As you can see I'm assuming some propositional admissible rules, namely, the De Morgan Laws and Disjunctice Syllogism, hoping that you can complete it as the rest of your homework.
A: It is hard without knowing what rules of inference you are allowed to use ...
Assuming that we can use the equivalences between $\forall \lnot$ and $\lnot \exists$ and between $\lnot \forall$ and $\exists \lnot$ and De Morgan's laws, we have first to rewrite the formula :

$\lnot ∃x(∀yP(y) \land Q(x))$

as : $∀x \lnot (∀yP(y) \land Q(x))$ which is equivalent to $∀x (\lnot ∀yP(y) \lor \lnot Q(x))$ and finally to : 

$∀x (∃y \lnot P(y) \lor \lnot Q(x))$.


Now for the derivation :
1) $∀x (∃y \lnot P(y) \lor \lnot Q(x))$ --- premise [1] (after the transformation)
2) $Q(b)$ --- premise [2]
3) $∃y \lnot P(y) \lor \lnot Q(b)$ --- from [1] by $\forall$E (i.e. UI)
4) $∃y \lnot P(y)$ --- assumed [2]
5) $\lnot Q(b)$ --- assumed [3]
6) $\bot$ --- from 2) and 5) by $\rightarrow$E (or modus ponens)
7) $∃y \lnot P(y)$ --- from 6) by $\bot$E

8) $∃y \lnot P(y)$ --- from 3), 4), 5) and 7) by $\lor$E, discharging assumptions [2] and [3]

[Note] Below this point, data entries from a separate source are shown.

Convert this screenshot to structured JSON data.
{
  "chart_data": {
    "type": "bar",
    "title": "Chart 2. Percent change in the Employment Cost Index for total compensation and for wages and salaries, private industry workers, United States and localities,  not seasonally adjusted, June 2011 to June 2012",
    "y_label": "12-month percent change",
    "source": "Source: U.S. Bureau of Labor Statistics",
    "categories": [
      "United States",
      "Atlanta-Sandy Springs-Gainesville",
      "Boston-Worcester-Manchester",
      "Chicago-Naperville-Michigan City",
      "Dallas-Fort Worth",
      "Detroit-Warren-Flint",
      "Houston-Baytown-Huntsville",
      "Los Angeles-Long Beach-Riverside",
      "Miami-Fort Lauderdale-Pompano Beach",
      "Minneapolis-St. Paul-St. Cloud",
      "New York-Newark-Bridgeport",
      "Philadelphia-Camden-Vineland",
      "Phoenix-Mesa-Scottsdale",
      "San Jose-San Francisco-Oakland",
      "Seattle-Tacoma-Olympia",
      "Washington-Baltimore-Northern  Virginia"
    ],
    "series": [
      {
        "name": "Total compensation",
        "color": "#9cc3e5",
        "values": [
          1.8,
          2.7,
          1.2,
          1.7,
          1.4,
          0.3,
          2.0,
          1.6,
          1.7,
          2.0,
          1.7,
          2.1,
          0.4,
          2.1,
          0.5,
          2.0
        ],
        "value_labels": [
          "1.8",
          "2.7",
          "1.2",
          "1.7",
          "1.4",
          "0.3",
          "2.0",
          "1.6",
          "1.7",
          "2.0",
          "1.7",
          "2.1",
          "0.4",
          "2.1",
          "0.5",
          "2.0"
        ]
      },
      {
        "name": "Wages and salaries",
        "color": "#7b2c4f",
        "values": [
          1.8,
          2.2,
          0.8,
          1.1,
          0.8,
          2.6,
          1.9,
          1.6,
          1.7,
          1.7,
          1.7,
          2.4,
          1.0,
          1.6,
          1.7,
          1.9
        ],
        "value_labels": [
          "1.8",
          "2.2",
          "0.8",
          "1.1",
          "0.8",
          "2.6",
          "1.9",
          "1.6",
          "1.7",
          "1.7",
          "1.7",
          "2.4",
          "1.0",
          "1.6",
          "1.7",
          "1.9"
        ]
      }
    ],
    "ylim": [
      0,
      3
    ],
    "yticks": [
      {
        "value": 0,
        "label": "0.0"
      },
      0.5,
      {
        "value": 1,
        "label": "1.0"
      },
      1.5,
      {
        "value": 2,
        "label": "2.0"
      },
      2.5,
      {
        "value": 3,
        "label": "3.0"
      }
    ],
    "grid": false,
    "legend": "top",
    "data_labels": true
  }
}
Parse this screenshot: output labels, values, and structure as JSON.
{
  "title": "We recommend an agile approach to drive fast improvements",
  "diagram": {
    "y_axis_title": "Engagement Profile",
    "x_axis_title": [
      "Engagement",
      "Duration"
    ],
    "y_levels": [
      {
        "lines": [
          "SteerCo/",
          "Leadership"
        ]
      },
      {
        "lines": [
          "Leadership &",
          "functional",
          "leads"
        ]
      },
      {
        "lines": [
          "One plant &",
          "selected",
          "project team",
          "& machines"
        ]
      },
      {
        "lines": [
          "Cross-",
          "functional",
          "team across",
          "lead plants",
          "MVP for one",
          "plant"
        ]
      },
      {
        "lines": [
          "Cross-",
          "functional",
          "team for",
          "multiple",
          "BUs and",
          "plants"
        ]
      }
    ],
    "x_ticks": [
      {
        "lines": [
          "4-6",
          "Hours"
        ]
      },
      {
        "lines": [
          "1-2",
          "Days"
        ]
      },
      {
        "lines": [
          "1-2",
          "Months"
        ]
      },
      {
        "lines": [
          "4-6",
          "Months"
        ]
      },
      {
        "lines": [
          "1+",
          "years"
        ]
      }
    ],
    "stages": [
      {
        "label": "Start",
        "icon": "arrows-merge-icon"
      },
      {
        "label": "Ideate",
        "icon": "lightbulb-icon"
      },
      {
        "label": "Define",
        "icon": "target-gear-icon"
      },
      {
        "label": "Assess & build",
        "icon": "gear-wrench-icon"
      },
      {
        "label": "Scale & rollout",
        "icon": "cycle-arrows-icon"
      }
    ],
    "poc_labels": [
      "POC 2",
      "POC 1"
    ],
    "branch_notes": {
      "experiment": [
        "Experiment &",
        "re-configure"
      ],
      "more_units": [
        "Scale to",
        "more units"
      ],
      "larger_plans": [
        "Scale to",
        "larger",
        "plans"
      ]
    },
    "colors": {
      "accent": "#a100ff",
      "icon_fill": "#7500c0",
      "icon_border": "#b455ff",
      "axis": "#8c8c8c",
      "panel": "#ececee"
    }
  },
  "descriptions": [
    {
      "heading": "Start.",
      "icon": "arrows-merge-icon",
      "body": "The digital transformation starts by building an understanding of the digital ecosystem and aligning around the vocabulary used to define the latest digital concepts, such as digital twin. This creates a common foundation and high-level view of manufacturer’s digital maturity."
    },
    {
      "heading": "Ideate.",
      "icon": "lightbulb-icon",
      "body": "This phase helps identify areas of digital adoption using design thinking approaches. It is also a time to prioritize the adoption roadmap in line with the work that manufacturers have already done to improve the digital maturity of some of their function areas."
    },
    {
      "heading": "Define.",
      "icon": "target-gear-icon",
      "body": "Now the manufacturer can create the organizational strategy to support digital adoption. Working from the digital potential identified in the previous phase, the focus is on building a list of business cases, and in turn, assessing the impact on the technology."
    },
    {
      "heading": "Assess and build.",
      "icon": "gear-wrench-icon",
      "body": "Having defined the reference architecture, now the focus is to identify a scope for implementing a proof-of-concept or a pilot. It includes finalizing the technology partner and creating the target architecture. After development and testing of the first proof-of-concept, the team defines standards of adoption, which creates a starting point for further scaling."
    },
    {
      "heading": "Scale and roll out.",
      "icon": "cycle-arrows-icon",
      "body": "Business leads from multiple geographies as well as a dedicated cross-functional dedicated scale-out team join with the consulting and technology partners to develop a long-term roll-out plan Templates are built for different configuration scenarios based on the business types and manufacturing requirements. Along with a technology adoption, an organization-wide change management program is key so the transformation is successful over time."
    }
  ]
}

Conclusion from 1), 2) and 8) : 


$\lnot ∃x(∀yP(y) \land Q(x)), Q(b) \vdash ∃y \lnot P(y)$.



Note
In the derivation I have use natural deduction; if your proof system is different, you have to adapt the above proof to it.
For example, the above derivation can be easily adapted to an Hilbert-style proof, using again De Morgan and the equivalences between quantifiers. 
We have to start from premise 1 :

$\lnot ∃x(∀yP(y) \land Q(x))$

and apply De Morgan "inside" to get :
$\lnot ∃x \lnot (\lnot ∀yP(y) \lor \lnot Q(x))$
which is :
$\forall x(\exists y \lnot P(y) \lor \lnot Q(x))$.
Now we instantiate the universal quantifier, to get :
$\exists y \lnot P(y) \lor \lnot Q(b)$
and use the equivalence between $\lnot p \lor q$ and $p \rightarrow q$ to rewrite it as :
$Q(b) \rightarrow \exists y \lnot P(y)$.
The conclusion follows from premise 2 and modus ponens.